VENTANA
Un mar de color café
Salí a caminar muy temprano en la playa. El vasto horizonte del mar azul-turquesa, que inspira, se había tornado en un mar de color café. La espuma blanca, que ribetea las olas, era de un amarillo terroso. El paisaje era desolador. Era evidente que las corrientes de agua lodosa y contaminada, por toda clase de desechos que arrastran nuestros ríos muertos, habían entrado de nuevo al mar. Esa agua sucia extermina la vida marina. El mar se defiende y, como puede, expulsa la basura. Por eso, en esta época de año, las playas quedan cubiertas, obscenamente, de basura. Este espectáculo triste lo aceptamos como parte normal del invierno. Eso, a mi juicio, nos pinta como una sociedad indolente e irresponsable. ¿Qué estamos haciendo para detener la contaminación fluvial y marítima? Óscar, un joven salvavidas, me dijo: “Señora, no se preocupe. Cuando termine el invierno vendrán los mejores meses. El mar estará otra vez azul”. “ Sí, Óscar,” respondí, “cuando terminen las lluvias el mar estará limpio, pero si seguimos tirando la basura en vertederos clandestinos y seguimos contaminando los ríos con toda clase de sustancias tóxicas, cuando el invierno regrese el mar volverá a estar café. Los mejores meses retornarán hasta que protejamos nuestras fuentes de agua que nos dan vida y bienestar a todos”.
Conversé con Byron, un avezado pescador de Iztapa. Quería saber cómo le afectaba este “mar café.” “La basura viene de allá arriba, de los ríos de la capital y de Escuintla. Nosotros, aquí en la costa, como estamos en pura bajada, los ríos nos caen con toda la basura y el agua sucia que contamina el mar. Hace diez años, para darle un ejemplo, los lancheros salíamos a pescar y agarrábamos fácil el róbalo, el mero, el pargo, el dorado. Las aguas del mar estaban más limpias y por eso los peces andaban arribita. Pero ahora el agua viene más sucia. Eso ahuyenta a los peces hacia aguas más profundas. Del cien por ciento que antes pescábamos, ahora lo que logramos es un treinta por ciento. Además, antes, los ríos traían camarón de río, que le decimos —tenazudo— y peces como el guapote y aguavina. Ahora están desaparecidos”.
Los niveles de pobreza siempre han sido altos en Guatemala.
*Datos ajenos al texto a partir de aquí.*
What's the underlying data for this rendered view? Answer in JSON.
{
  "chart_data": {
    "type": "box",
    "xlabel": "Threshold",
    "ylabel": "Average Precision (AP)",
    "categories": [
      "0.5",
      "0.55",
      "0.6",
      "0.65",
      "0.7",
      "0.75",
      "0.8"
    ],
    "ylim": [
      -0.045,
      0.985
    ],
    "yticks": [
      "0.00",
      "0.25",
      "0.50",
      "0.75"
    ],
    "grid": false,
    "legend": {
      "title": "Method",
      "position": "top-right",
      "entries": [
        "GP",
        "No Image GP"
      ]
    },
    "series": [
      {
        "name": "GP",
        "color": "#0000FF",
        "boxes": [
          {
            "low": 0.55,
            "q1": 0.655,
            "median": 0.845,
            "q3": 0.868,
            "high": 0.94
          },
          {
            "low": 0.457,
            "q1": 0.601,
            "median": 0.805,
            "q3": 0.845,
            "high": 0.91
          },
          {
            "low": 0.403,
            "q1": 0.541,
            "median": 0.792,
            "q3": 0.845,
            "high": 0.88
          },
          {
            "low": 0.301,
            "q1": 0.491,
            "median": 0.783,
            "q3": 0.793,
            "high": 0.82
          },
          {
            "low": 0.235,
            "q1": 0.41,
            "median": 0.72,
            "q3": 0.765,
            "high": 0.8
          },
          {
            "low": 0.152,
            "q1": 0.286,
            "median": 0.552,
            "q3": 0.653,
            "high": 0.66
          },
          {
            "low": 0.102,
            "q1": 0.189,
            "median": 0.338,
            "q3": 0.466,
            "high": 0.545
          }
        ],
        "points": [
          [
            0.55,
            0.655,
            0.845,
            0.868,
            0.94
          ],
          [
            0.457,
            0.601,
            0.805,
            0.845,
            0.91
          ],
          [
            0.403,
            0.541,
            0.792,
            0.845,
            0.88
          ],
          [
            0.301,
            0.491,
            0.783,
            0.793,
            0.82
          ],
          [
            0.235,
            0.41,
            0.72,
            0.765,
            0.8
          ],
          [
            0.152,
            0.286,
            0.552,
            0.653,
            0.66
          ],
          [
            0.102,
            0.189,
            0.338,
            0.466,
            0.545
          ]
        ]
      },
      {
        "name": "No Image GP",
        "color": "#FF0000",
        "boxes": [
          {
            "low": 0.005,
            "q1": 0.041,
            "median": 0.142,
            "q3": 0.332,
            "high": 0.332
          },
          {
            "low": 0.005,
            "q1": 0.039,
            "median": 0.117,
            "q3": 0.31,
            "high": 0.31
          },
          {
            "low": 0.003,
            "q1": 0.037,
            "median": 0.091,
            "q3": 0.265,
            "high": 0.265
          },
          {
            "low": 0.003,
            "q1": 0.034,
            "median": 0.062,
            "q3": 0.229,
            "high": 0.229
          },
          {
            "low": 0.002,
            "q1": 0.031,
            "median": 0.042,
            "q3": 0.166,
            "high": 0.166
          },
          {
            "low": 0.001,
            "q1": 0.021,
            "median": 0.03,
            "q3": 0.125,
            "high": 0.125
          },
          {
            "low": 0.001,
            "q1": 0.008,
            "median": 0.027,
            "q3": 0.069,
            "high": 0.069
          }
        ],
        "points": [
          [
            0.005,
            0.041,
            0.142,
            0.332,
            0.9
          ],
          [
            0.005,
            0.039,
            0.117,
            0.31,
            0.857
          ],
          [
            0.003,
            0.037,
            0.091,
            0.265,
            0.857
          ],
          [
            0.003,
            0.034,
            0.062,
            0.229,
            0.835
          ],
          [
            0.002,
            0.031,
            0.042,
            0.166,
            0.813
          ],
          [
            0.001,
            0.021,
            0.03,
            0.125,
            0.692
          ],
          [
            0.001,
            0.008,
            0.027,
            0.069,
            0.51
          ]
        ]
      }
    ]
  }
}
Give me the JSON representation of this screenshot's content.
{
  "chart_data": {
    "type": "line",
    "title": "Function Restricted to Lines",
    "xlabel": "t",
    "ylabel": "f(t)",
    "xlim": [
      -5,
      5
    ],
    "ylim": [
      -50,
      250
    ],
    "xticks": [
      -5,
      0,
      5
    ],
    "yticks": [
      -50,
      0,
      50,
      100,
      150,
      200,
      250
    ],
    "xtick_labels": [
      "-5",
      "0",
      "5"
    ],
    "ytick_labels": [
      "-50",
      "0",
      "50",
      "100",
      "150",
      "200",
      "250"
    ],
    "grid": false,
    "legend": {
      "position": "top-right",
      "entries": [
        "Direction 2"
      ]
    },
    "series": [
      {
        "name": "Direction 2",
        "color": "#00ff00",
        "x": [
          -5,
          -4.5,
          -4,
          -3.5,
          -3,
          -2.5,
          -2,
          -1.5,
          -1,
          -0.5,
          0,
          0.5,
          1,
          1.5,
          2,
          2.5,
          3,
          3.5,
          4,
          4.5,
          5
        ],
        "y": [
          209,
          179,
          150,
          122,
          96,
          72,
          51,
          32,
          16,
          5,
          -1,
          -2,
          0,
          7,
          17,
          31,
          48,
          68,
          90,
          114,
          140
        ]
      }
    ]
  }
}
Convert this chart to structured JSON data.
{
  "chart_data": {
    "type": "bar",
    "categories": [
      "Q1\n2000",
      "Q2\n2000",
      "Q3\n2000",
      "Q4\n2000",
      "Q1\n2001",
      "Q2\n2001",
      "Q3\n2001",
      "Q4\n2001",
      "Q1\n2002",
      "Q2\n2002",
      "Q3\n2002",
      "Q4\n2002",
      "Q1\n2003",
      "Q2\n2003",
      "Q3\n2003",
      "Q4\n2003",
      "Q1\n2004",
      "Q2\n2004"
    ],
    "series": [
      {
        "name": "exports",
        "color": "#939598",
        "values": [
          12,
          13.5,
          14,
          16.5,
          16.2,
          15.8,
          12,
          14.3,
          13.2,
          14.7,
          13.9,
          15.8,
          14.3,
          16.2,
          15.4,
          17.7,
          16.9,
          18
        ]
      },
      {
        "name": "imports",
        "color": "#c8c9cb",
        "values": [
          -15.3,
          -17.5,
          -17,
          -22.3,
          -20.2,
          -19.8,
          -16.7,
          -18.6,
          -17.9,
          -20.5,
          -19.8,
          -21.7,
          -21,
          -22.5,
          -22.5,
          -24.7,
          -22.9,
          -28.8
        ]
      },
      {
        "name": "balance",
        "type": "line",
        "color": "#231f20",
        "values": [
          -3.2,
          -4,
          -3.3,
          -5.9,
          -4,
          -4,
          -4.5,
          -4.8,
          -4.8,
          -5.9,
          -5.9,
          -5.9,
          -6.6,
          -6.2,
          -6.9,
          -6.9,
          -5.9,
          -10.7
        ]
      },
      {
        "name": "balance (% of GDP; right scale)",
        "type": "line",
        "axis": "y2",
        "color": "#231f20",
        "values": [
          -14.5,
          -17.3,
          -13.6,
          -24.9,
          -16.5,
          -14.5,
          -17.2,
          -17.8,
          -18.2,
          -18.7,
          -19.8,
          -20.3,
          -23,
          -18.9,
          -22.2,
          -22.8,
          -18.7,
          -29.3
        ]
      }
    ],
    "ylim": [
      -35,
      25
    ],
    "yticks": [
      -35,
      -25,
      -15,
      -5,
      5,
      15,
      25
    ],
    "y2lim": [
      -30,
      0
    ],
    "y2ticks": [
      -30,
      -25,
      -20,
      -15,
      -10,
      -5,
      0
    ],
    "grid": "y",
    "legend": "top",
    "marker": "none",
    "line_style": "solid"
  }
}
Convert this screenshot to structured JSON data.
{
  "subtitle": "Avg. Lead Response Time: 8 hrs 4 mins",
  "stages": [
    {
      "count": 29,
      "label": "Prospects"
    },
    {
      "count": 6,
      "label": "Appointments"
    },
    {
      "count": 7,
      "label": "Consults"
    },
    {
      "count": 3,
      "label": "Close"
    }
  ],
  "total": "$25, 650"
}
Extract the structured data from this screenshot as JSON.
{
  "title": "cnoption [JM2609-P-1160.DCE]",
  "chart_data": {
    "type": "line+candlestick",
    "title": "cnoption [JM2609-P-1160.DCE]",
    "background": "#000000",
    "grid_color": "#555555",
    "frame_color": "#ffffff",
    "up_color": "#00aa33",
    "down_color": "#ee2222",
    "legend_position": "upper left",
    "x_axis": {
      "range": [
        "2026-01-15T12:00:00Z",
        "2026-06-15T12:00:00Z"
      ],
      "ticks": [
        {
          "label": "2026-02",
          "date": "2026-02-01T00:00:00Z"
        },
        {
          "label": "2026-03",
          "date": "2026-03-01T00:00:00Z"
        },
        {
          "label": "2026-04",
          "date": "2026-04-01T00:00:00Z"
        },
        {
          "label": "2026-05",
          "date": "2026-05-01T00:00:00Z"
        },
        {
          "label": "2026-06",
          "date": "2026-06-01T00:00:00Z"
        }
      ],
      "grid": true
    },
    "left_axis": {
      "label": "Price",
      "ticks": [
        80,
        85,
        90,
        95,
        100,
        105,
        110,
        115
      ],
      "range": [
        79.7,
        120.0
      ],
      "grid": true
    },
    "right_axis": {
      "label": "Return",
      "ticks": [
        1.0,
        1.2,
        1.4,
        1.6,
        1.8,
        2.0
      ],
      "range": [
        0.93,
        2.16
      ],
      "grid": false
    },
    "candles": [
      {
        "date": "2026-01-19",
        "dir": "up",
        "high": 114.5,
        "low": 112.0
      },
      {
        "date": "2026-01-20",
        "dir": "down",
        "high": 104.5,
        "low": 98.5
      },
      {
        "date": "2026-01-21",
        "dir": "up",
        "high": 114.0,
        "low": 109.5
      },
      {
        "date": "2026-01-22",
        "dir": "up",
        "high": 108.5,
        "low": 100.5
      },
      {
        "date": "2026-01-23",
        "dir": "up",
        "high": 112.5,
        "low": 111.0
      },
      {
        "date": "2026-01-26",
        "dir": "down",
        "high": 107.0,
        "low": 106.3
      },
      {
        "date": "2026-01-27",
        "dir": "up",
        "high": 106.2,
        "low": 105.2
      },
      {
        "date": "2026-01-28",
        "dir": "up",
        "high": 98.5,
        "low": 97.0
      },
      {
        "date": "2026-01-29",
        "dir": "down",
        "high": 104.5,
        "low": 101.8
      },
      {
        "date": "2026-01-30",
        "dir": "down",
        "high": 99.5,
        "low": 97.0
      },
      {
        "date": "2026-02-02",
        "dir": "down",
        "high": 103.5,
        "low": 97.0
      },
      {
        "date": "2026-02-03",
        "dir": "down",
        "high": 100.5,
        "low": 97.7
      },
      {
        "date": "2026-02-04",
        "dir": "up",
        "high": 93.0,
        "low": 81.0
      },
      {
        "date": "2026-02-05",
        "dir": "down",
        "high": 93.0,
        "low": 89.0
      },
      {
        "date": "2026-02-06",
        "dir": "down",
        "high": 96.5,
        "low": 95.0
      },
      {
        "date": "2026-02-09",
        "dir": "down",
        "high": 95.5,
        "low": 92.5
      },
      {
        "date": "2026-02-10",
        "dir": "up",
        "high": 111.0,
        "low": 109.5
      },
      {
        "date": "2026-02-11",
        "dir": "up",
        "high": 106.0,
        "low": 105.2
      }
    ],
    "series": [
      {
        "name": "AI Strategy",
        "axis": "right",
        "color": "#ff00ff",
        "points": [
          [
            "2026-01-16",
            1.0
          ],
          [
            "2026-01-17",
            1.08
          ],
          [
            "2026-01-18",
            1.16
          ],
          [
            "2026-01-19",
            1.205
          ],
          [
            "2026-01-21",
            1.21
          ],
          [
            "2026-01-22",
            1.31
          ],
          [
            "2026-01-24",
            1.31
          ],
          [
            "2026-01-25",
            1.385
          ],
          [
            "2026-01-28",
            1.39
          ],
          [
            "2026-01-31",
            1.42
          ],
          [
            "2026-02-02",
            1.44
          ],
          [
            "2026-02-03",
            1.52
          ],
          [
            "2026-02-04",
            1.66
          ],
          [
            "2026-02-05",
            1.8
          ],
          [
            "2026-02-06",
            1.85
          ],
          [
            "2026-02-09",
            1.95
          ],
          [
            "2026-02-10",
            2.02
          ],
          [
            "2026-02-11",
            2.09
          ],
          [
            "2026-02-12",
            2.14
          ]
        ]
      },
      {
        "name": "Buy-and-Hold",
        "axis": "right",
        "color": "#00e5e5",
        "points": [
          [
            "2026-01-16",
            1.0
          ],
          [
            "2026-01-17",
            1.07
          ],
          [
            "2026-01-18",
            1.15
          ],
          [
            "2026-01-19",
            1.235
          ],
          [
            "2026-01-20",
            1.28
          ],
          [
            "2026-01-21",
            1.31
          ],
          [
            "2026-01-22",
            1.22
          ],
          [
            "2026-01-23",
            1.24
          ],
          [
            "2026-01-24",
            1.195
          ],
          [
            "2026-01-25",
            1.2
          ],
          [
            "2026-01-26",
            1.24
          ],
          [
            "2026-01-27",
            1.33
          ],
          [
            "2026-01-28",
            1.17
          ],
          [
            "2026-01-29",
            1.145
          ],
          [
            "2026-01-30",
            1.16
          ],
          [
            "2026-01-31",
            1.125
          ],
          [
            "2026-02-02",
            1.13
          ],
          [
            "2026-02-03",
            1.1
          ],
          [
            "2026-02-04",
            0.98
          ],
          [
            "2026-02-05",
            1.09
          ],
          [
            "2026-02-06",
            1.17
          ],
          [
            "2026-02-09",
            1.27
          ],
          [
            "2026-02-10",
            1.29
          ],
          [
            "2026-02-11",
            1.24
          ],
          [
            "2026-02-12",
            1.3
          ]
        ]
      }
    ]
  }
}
Lo que ha sostenido a las familias, por ejemplo, en el ecosistema de la Costa Sur, es que hemos sido ricos ambientalmente. Hemos contado con bosques, fuentes de agua limpia, suelos fértiles y una profusa vida marina. ¿Pero qué haremos ahora que las condiciones de pobreza se han agudizado y ambientalmente nos hemos empobrecido? La vida fluye a través de los ecosistemas naturales. Cada especie apoya a la otra para sobrevivir, para sostener el hilo que teje la red de la vida. Cuando un ecosistema está vivo, se multiplica; las especies evolucionan y son más resilientes. En cambio, cuando las especies de un ecosistema van muriendo, se desencadena un proceso de involución. Desaparece el patrón de organización, que es fruto del conjunto de relaciones entre las especies y que configuraba a un ecosistema.
En mi opinión, el primer paso para detener el proceso de deterioro de nuestros ríos, que son las venas del sistema circulatorio del cuerpo de Guatemala, es aprender el idioma de los ecosistemas. Es un requisito para la sostenibilidad. “Implica cambiar de mentalidad”, agregó el Clarinero. La mentalidad de ecosistemas propone una visión integral de la vida. Apela a una nueva ética de respeto mutuo. Las nuevas ciencias han demostrado que todo lo que existe está conectado con el todo. Esta infinita generosidad de la naturaleza no la hemos valorado. Lo que más me aflige con el empobrecimiento ambiental es la niñez. En nuestra sociedad es el grupo más vulnerable, ¡y le estamos quitando el futuro!